Once the soybeans would no longer flow out of the wagon, the staff at the elevator proceeded to push a button on the wall of the alleyway which activated an electric motor and winch which raised the lift under the front wheels of the wagon to allow the rest of the soybeans to flow out the tail gate of the Birdsell grain box.  When the wagon was empty of soybeans the lift was lowered and the empty wagon was weighed and this weight was subtracted from the earlier weight.  This provided the Hunting elevator with a accurate figure of the number weight in pounds (lbs.), of the soybeans contained in this wagon load.  Divide this weight by 52.2 lbs. (the weight of a bushel of soybeans) and the number of bushels of soybeans in the wagon could be determined.  This is how our Nevada Township farmer would be paid for his soybean crop.  Once the wagon was empty, the younger son backed the car up to the wagon and hitched it up to the wagon and pulled away from the elevator and headed home again.  In the yard of the farm he once again unhitched the car from the wagon and hitched the wagon to the Oliver 18-27 and headed for the soybean field once more.  Upon reaching the soybean field again he parked the wagon and tractor.  He noted that their old Chevy truck was now full of soybeans.  He checked his watch and saw that he would have enough time to deliver this truck load of soybeans to the elevator, but first he would wait on his father to complete the current round with the combine.  His father would want to hear if there were any changes in the prices at the elevator.  Each time his son returned from the Hunting elevator, our Nevada Township farmer would inquire about the prices and each time he was pleasantly surprised to hear that the price was remaining steady.  They were still receiving about $3.44 per bushel for the soybeans.  So it went all during the soybean harvest until all the soybeans were harvested and sold to the Hunting elevator.

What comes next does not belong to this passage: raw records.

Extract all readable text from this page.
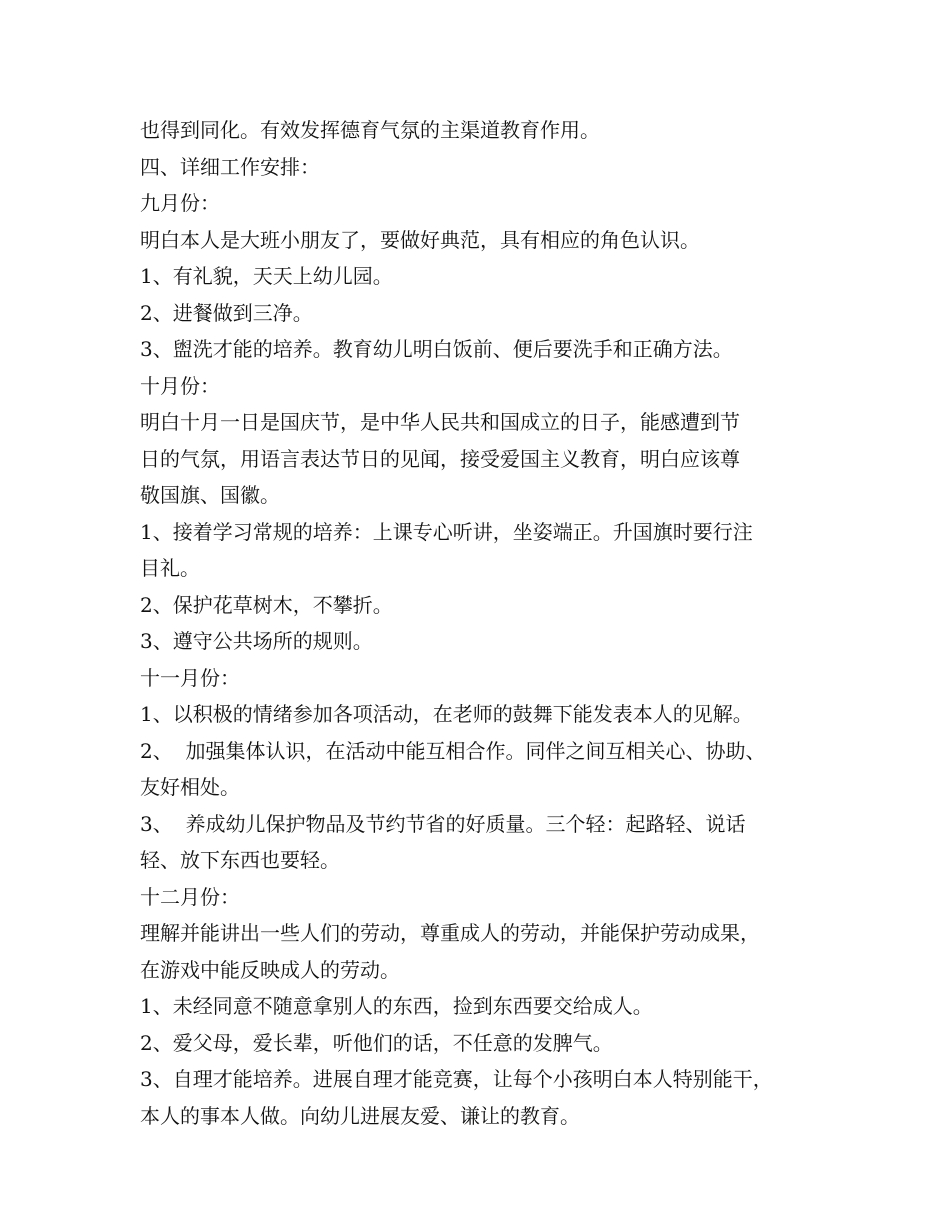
也得到同化。有效发挥德育气氛的主渠道教育作用。
四、详细工作安排：
九月份：
明白本人是大班小朋友了，要做好典范，具有相应的角色认识。
1、有礼貌，天天上幼儿园。
2、进餐做到三净。
3、盥洗才能的培养。教育幼儿明白饭前、便后要洗手和正确方法。
十月份：
明白十月一日是国庆节，是中华人民共和国成立的日子，能感遭到节
日的气氛，用语言表达节日的见闻，接受爱国主义教育，明白应该尊
敬国旗、国徽。
1、接着学习常规的培养：上课专心听讲，坐姿端正。升国旗时要行注
目礼。
2、保护花草树木，不攀折。
3、遵守公共场所的规则。
十一月份：
1、以积极的情绪参加各项活动，在老师的鼓舞下能发表本人的见解。
2、  加强集体认识，在活动中能互相合作。同伴之间互相关心、协助、
友好相处。
3、  养成幼儿保护物品及节约节省的好质量。三个轻：起路轻、说话
轻、放下东西也要轻。
十二月份：
理解并能讲出一些人们的劳动，尊重成人的劳动，并能保护劳动成果，
在游戏中能反映成人的劳动。
1、未经同意不随意拿别人的东西，捡到东西要交给成人。
2、爱父母，爱长辈，听他们的话，不任意的发脾气。
3、自理才能培养。进展自理才能竞赛，让每个小孩明白本人特别能干，
本人的事本人做。向幼儿进展友爱、谦让的教育。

The last of the soybeans were combined just the day before Thanksgiving in 1947.  As put the combine away in its spot in the machine shed and walked toward the house, he noticed some snow flakes.  It had started to snow.  It snowed all night and in the morning there was six inches of snow covering the ground.  This was the start of a very cold and “closed” (large accumulations of snow) winter of 1947-1948.  He had finished his combining just in the nick of time.  Any soybeans left in the field that night would have been lost.  He credited the new little Grainmaster combine with saving the soybean crop.  He shuttered to think what would have happened if he had been forced to wait on his neighbors custom combine to harvest the soybeans.  He might have lost the whole soybean crop.  Considering the high price of soybeans at this time, that would have been a big loss to the family income.  The new Grainmaster combine had certainly proved its worth in its very first year on the farm.

As he sat down in the house and figured up his crop yield, according to the slips his son had brought home from the elevator, he could see that the wet weather of the spring and early summer had taken a toll on his crop.  All across Mower County it was the same story.  There had been a 13% decline his soybean yield in Mower County in 1947.  However, the high price farmers were now receiving for their soybeans more than made up for the loss of yield.   Once again, soybeans had saved the family income.  Not only did the high price of soybeans save them from a loss in income caused by the low soybean yield, it also helped recover some of the losses he had suffered in his corn yield in 1947.  Once again, just as in 1945, diversification, and specifically diversification into soybeans, had saved the day.